The overall vehicle sales in the country also registered a drop of 3.9 per cent to 13,54,436 units in August this year, the biggest decline in more than three and half years.
Stating the industry is “now entering a desperate situation”, SIAM also sought a stimulus package similar to the one given during the 2008-09 downturn while pointing out that exports also posted highest decline in more than 11 years, falling 26.83 per cent during the month under review.
It may be noted that during the 2008-09 downturn, the government had provided a stimulus package by reducing CENVAT by 4 per cent. For the commercial vehicles segment, public sector banks were allowed to provide line of credit to NBFCs on new purchases and one-time assistance under Jawaharlal Nehru National Urban Renewal Mission to purchase busses for urban transportation. As per latest data from SIAM, domestic cars sales in August stood at 1,18,142 units compared to 1,45,066 units in the same month last year, down 18.56 per cent.
The rate of decline is the highest since October 2011. Commenting about it, SIAM's senior director Sugato Sen said: “This is the time when wholesale numbers should be picking up as dealers stock-up to meet festive season demand, but this has not happened. We are entering a desperate situation.

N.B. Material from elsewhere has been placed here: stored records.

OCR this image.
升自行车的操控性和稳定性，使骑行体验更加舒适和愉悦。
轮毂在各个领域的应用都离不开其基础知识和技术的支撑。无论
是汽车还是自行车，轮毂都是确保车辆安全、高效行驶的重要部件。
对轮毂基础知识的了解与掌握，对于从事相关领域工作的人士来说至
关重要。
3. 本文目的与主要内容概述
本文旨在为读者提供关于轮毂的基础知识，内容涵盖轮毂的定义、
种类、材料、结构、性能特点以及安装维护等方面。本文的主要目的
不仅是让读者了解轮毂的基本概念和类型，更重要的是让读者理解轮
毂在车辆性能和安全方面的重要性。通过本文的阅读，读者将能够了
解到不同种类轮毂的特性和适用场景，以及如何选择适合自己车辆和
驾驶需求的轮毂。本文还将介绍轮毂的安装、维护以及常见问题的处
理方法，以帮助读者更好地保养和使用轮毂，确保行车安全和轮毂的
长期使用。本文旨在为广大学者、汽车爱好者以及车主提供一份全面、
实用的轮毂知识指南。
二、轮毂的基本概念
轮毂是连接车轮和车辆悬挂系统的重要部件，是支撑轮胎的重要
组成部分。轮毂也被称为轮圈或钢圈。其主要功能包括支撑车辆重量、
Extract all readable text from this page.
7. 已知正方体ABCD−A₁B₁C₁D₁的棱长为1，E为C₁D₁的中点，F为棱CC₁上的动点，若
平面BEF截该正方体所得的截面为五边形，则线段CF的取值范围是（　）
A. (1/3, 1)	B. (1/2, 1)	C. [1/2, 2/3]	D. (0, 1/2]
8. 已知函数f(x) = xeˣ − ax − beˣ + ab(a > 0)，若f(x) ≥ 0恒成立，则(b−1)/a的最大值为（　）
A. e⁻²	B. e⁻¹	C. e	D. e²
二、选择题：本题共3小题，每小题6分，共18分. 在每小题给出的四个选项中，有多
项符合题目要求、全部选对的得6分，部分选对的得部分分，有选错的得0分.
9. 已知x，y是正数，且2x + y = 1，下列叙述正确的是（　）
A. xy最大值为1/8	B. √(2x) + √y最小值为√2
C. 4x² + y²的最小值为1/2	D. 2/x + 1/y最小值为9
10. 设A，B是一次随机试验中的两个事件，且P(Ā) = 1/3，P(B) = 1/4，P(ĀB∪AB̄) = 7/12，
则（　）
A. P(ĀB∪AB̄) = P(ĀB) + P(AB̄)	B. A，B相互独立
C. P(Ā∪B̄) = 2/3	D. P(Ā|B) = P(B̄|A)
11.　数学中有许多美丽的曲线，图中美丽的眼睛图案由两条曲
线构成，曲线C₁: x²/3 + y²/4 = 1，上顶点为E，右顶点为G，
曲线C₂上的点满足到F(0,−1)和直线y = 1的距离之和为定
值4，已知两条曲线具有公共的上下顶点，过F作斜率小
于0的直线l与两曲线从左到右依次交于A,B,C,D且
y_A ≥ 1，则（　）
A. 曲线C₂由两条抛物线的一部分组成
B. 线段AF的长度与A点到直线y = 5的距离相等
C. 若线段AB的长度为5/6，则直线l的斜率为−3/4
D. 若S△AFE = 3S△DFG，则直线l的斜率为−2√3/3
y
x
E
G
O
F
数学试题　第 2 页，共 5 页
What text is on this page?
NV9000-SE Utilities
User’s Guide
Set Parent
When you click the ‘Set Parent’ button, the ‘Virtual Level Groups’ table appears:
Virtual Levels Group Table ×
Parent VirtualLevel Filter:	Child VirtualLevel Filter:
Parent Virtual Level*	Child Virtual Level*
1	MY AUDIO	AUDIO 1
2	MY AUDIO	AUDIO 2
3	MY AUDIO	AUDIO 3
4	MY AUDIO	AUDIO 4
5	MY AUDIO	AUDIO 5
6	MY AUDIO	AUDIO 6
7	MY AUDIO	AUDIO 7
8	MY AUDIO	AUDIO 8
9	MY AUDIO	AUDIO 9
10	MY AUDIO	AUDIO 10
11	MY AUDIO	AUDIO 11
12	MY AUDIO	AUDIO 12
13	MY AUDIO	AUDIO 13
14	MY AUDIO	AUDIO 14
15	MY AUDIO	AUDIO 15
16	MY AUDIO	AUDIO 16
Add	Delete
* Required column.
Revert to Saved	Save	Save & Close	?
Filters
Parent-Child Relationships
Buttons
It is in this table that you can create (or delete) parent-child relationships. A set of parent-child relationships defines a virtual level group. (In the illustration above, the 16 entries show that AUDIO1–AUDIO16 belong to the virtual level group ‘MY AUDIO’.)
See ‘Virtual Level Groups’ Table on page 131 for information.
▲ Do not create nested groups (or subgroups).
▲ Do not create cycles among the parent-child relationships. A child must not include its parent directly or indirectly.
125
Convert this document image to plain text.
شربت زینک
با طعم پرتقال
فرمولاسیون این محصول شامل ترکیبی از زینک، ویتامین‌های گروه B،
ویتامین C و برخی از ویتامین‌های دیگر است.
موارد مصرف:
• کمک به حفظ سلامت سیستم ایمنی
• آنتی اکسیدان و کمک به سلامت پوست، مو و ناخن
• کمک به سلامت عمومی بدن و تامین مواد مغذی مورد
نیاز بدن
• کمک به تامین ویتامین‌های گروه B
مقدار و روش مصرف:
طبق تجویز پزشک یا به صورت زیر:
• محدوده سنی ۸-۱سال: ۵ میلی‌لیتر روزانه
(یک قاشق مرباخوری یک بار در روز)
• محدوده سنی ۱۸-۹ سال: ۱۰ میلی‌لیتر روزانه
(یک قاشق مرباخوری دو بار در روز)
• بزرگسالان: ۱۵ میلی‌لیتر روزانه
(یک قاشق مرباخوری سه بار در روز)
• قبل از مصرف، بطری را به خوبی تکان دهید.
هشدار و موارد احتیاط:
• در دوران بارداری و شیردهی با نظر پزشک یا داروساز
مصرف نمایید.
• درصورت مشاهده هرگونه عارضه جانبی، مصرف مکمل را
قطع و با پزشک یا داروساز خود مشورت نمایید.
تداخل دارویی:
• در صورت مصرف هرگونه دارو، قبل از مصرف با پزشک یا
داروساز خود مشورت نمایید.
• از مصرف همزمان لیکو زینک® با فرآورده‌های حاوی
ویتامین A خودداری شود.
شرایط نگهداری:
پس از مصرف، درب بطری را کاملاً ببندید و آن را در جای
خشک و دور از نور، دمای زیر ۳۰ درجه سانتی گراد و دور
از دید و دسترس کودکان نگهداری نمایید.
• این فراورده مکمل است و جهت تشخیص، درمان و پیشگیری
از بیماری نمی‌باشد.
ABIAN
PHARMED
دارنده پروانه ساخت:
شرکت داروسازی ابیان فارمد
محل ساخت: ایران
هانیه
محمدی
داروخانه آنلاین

We need help from the government.”
He said the excise duty on automobiles, which was increased in this year’s Budget, needs
to be reduced, particularly for the commercial vehicles segment.
Car exports during the month stood at 36,104 units, down 26.83 per cent. The previous lowest decline in exports was recorded in March 2001, when overseas shipments dropped 48.37 per cent to just 2,221 units.
“The decline in exports has also affected the overall production of companies here in India,” he said.
In this year’s Budget, excise duty on small cars was hiked to 12 per cent from 10 per cent for petrol cars with engines under 1,200 cc and diesel cars with engine capacity under 1,500 cc, but for cars where the length exceeded four metres, it was increased to 24 per cent from 22 per cent and a fixed duty of Rs 15,000.
Petrol and diesel driven vehicles having length exceeding four metres and engine capacity of over 1,200 cc and 1,500 cc respectively were charged with an ad valorem duty of 27 per cent, instead of the earlier 22 per cent and a fixed duty of Rs 15,000.
To miss forecast
SIAM said its forecast of registering a growth of 9-11 per cent in this fiscal is unlikely to be met.
“If the declining trend continues, if September sales are also in the negative, then we won’t meet the growth target,” Sen said. In July, SIAM had lowered car sales growth forecast to 9-11 per cent for this fiscal due to weak macro-economic conditions, from an earlier projection of 10-12 per cent.
Considering the current trend, this festive season could be one of the worst, Sen said.